I want to warn you about this guy called Karl Ove Knausgaard, just in case you make the same mistake as me.
I picked up this book of his, A Man in Love (My Struggle: 2). I read the back. It was about a guy in his thirties – he goes to “humiliating” antenatal classes, he has fights with quarrelsome neighbours, he becomes a father. I thought: I can identify with some of this stuff. It promised bits about “the emotional strain of children’s birthday parties and pushing a pram around Stockholm when all you really want to do it write.” I thought: could be good, could even be touches of humour (I mean, the guy has called a book about himself My Struggle – Min Kamp in Norwegian – so he must have a sense of humour? He must at least think he’s being ironic?)
And then there was a quote on the front from my old pal, James Wood. A critic I’ve liked ever since I read The Art of Fiction. The quote said: “Intense and vital…ceaselessly compelling…superb.”
Well, later on I went and read the full Wood review, in which he also says “even when I was bored I was interested.” That would be a fairer quote to put on the cover.
To cut to the chase, the problem with the writing is that it’s exhaustive but not inventive.
Karl Ove has written six volumes about his life (he’s now 46) – and if you write six volumes based on your life and the people you know it’s pretty inevitable that comparisons will be drawn with Proust.
So Karl Ove has been referred to as “the Norwegian Proust”.
But Proust rarely feels exhaustive, and he often feels inventive.

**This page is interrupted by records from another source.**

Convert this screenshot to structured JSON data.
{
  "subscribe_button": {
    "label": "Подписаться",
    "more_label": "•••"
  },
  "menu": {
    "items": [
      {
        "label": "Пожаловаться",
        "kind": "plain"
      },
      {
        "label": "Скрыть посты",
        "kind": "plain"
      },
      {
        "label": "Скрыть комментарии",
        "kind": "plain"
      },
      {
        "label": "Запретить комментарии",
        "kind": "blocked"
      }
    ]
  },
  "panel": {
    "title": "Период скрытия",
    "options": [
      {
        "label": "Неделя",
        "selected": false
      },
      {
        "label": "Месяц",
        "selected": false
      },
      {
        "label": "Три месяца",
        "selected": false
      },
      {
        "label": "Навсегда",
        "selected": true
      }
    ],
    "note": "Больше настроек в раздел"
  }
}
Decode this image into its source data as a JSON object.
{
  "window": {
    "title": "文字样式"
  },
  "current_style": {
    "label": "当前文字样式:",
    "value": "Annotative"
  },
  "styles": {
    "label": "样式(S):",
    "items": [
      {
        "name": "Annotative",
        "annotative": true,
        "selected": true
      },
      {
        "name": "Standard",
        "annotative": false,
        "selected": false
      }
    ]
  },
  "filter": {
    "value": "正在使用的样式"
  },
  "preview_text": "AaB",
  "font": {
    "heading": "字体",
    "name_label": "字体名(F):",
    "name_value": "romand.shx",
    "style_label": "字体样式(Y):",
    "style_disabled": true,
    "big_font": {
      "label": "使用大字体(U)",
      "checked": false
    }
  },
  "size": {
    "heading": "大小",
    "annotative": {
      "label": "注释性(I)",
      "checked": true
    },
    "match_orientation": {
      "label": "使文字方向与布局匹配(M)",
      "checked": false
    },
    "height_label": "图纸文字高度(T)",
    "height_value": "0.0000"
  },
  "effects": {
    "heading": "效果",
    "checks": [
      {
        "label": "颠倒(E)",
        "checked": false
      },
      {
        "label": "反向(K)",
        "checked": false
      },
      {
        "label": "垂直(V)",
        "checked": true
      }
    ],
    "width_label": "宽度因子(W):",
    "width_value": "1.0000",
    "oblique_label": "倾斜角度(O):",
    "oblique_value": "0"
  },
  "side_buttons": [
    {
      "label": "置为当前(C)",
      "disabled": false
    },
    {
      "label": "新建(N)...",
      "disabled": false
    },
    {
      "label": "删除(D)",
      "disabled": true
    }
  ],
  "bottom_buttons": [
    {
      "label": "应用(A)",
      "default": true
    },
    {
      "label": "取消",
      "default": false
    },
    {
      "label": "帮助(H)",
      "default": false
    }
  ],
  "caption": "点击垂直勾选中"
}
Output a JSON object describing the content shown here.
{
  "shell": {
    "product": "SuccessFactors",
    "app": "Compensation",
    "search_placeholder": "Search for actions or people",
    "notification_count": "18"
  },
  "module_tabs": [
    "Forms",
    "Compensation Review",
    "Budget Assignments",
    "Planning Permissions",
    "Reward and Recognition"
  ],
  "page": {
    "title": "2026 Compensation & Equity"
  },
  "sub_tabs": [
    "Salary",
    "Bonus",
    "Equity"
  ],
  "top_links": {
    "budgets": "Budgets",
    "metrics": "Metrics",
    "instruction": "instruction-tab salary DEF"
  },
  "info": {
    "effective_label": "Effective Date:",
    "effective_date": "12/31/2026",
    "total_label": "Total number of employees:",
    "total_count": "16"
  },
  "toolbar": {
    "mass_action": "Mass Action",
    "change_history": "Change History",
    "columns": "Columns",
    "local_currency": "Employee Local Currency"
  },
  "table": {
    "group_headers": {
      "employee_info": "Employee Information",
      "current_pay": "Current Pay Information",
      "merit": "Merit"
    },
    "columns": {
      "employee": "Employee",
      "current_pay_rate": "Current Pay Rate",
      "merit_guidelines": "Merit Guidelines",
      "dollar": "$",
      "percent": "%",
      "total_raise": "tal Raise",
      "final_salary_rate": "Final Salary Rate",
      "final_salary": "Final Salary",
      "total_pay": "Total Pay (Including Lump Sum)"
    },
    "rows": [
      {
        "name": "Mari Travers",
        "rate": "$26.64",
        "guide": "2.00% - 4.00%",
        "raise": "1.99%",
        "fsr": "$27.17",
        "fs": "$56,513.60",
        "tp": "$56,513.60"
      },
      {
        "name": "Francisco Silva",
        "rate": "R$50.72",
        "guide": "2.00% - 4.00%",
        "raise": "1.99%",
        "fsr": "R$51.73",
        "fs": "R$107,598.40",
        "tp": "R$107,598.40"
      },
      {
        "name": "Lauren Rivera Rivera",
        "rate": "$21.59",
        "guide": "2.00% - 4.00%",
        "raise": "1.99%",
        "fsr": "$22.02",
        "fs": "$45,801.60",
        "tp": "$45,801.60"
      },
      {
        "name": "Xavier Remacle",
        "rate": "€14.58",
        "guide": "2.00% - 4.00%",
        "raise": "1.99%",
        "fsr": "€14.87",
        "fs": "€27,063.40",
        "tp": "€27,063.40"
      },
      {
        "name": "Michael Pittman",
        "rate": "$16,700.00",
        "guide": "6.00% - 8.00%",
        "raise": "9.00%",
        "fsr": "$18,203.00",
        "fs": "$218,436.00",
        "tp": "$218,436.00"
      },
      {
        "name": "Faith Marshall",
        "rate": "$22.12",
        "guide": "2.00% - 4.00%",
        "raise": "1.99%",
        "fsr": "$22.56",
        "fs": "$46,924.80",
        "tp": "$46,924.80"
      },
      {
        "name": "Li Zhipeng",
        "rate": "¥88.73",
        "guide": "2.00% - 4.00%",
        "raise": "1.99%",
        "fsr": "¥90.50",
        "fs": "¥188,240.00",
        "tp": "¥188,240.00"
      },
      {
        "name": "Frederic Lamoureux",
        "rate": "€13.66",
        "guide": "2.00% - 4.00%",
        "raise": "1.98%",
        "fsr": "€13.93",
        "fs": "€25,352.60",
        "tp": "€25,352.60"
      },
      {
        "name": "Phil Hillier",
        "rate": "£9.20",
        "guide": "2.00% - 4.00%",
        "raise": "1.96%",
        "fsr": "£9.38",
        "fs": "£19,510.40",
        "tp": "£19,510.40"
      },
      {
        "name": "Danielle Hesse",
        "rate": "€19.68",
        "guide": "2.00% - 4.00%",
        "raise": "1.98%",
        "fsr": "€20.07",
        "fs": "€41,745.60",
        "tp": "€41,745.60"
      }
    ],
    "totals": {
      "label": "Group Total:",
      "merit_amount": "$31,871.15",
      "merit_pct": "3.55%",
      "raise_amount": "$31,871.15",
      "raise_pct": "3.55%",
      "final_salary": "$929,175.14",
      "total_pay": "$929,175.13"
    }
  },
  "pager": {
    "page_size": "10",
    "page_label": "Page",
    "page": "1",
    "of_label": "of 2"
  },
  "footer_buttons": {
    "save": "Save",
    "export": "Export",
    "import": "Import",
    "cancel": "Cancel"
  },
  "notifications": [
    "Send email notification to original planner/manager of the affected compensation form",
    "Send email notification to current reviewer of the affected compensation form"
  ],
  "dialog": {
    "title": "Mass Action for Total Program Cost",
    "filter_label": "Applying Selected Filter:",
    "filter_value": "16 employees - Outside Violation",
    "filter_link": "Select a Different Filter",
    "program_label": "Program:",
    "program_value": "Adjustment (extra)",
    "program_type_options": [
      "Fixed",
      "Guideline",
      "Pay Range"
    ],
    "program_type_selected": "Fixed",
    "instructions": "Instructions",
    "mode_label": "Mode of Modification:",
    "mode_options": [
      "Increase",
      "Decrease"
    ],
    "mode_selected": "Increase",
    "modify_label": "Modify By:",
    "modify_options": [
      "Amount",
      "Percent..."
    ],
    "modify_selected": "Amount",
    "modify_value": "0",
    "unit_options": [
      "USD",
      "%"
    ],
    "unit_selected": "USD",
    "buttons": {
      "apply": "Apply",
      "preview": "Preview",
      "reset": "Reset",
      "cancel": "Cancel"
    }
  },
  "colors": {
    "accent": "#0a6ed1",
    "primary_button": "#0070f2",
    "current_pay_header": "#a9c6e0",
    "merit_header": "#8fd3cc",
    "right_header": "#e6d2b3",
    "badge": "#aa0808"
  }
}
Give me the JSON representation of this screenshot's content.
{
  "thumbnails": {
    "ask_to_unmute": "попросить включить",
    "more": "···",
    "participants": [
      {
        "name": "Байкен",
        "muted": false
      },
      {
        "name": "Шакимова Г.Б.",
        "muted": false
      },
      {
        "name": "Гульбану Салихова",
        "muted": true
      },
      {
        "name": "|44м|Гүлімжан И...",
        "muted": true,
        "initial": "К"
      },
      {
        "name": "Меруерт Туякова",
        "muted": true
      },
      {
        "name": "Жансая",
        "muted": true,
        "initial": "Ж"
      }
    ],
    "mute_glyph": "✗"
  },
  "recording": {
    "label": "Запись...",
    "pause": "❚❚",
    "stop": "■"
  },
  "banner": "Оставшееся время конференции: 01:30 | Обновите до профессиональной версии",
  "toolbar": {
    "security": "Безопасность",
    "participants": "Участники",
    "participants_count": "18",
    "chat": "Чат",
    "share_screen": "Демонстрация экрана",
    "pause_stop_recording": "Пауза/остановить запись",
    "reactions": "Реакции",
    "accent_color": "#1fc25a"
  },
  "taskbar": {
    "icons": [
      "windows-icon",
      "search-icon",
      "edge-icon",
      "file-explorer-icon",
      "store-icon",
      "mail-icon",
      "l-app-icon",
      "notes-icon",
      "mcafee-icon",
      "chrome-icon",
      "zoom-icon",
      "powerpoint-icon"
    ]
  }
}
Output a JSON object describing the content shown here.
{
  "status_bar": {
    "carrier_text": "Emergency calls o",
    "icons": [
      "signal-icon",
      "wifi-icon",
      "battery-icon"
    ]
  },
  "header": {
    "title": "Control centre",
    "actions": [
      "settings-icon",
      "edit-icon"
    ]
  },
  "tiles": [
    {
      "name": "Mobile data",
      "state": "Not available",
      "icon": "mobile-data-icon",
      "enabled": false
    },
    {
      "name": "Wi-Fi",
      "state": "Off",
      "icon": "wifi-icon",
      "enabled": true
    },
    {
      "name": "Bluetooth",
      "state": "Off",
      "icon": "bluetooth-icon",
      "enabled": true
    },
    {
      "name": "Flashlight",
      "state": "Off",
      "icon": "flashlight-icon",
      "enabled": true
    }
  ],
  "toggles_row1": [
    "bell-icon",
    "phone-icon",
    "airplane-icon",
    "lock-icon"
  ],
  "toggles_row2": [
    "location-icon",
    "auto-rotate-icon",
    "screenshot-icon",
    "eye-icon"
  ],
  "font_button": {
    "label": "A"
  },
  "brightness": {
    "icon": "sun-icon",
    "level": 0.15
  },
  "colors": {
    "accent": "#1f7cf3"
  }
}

Listen to this, from page 29. He’s at a child’s birthday party with his wife and kids and he’s being directed into the kitchen:
“The others are in the kitchen,” Erik said. “There’s some wine in there, if you fancy a glass.”
Heidi had already entered the room, she was standing in front of a shelf with a wooden snail in her hand. It had wheels and a string you could pull.
I nodded to the two parents down the hall.
“Hi,” they said.
What was his name, now? Johan? Or Jacob? And hers? Was it Mia. Oh hell. Of course. Robin, that was it.
“Hi”, I said.
“You alright?” he said.
“Yes,” I said. “What about you two?”
“Everything’s fine, thank you.”
I smiled at them. They smiled back.
Now, you might say: that’s not so bad. And maybe it’s not, taken in isolation. But the book goes on and on like this. There are nice parts – like when he talks about the distinct feeling each of his children radiates – but these observations are swamped.
Maybe the series is a testament to the age we live in, where so much information can be, and is, recorded, that is it difficult to cut the information down and shape it into a clear narrative.
(I know it sounds lame to say “the age we live in” – and all I mean is the world as it has been altered by the internet and the omnipresence of the laptop and the smart phone).
Maybe Karl Ove recognises this even in the title. A Man in Love is the second instalment in the series, but it’s not the title he gave it himself. It’s just the title Book 2 got in translation. The same decision was taken with Fallada’s Alone in Berlin – I suppose that was a little cuter, a little more inviting, and little more mysterious and maybe romantic, than the title he gave his book, which was Everyone Dies Alone. Karl Ove’s original title is perfect: Min Kamp Andre Bok: My Struggle (Another Book). It’s a more honest declaration: I wrote 400 pages first time around; now here’s another 664.
It’s like what Stanley Kaufmann said about The Godfather Part II: that it wasn’t a sequel, it was just more.